In previous analysis published by Veyt, the renewable GO cancellation data that was extracted from national registries had indicated demand growth for the period Q2-3 2025 that stood at 17.5 %. Although it is still early to assess whether this growth is a product of earlier-than-usual cancellations or structural demand change, in many key countries like France, the Netherlands and Portugal, where cancellations are more evenly distributed throughout the months of the year, there are indications of structural demand growth.
The new AIB dataset contains GO data until September, but there is no technology information in the numbers, therefore obscuring the supply and demand outlook for market participants. Nevertheless, the mixed-technology numbers suggest that, during the period April-September 2025, there has been strong year-on-year GO cancellation growth in Cyprus, Czechia and Slovenia, while cancellations in Greece more than quadrupled (336 %). GO cancellations in Belgium remained at the same level as in 2024.
On the contrary, Austrian cancellations decreased 11 % year-on-year, while the biggest decrease is seen Germany, where the 2025 disclosure period started in July 2025. During the period July-September 2025, German consumers cancelled 19 TWh less than they did in the same period in 2024, which likely reflect the shorter disclosure window in Germany for the 2024 disclosure period.
Gainers
Besides Cyprus, which is still a nascent GO market, Czechia and Slovenia have added 27 % and 51 % more GO cancellations than the corresponding period in 2024. However, it is not clear from the AIB data whether the volumes are renewable or nuclear GOs.
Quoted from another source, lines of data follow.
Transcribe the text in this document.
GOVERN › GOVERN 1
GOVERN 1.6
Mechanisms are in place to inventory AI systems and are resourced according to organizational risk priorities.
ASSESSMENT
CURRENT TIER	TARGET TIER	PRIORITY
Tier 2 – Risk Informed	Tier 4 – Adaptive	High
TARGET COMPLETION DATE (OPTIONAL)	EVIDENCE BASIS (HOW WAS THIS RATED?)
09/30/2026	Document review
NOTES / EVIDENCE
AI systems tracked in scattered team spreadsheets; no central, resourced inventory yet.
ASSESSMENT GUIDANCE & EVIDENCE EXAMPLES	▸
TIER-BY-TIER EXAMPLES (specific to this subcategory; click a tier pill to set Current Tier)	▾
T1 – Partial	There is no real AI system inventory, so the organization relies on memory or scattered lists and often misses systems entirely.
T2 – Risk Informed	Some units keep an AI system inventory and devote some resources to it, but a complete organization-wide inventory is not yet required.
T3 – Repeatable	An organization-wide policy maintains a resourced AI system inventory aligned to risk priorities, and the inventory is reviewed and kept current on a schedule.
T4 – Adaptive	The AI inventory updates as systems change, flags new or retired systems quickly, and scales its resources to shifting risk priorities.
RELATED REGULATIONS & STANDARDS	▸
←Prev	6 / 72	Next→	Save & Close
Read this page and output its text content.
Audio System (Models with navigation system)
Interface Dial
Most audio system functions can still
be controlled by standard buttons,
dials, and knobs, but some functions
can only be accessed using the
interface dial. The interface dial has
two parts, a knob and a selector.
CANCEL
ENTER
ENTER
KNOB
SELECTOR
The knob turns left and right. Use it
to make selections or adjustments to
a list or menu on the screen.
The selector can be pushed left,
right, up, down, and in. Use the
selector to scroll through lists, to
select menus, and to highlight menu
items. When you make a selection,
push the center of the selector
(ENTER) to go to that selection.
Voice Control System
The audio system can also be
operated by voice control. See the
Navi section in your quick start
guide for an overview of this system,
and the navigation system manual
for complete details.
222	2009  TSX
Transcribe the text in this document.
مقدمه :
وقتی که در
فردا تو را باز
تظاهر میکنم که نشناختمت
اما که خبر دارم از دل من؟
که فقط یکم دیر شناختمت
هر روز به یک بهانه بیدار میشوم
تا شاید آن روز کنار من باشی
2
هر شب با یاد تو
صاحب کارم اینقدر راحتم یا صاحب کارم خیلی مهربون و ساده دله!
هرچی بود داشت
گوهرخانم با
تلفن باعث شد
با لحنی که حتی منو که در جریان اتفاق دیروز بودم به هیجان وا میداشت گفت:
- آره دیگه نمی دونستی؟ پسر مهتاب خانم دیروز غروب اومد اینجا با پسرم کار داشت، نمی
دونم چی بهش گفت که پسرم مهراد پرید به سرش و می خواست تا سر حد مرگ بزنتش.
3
Greece’s strong growth in GO cancellations most probably pertains to rising demand for renewable GOs, despite that more than 2 TWh of fossil GOs were cancelled by Greek consumers in 2024. Market participants in the Greek market report increased appetite for renewable electricity coming from both industries and households. On the business side, there is a significantly growing marketing value in the sustainability element. On the households’ side, large utilities have mentioned that the supply of green electricity is the default option in their contracts, which makes the retail sector a significant GO consumer. In addition to these, an industrial electricity cost support scheme is bound to be announced by the government at the end of the year, possibly accompanied by green electricity consumption conditionality.
Negative contributors
Austria implements a full consumption disclosure scheme; therefore, it is not clear whether the decrease in GO cancellation pertains to a drop in renewable GOs or fossil GOs.
The first three months of the German 2025 disclosure period have shown a significant decrease in GO consumption. In Germany, only renewable GOs are accepted for disclosure, therefore, the decrease pertains solely to renewable GOs. However, it is not safe to compare Q3 2024 and Q3 2025 numbers in Germany because last year’s disclosure period was only 8 months long, therefore, more cancellation activity had to be squeezed into fewer months compared to this year.
Conclusions
The total increase in cancellations for technology-mixed data indicates a 16.5 % growth when excluding Germany and Switzerland, due to the disclosure period running in different months. National registry data indicates that these volumes are subject to a nuclear-to-renewable GO switch and a decrease in the cancellation of fossil GOs. This means that the growth in renewable GO cancellation during the Q2-Q3 period is likely larger than 16.5 %, possibly aligning with the 17,5 % growth seen in national GO registries.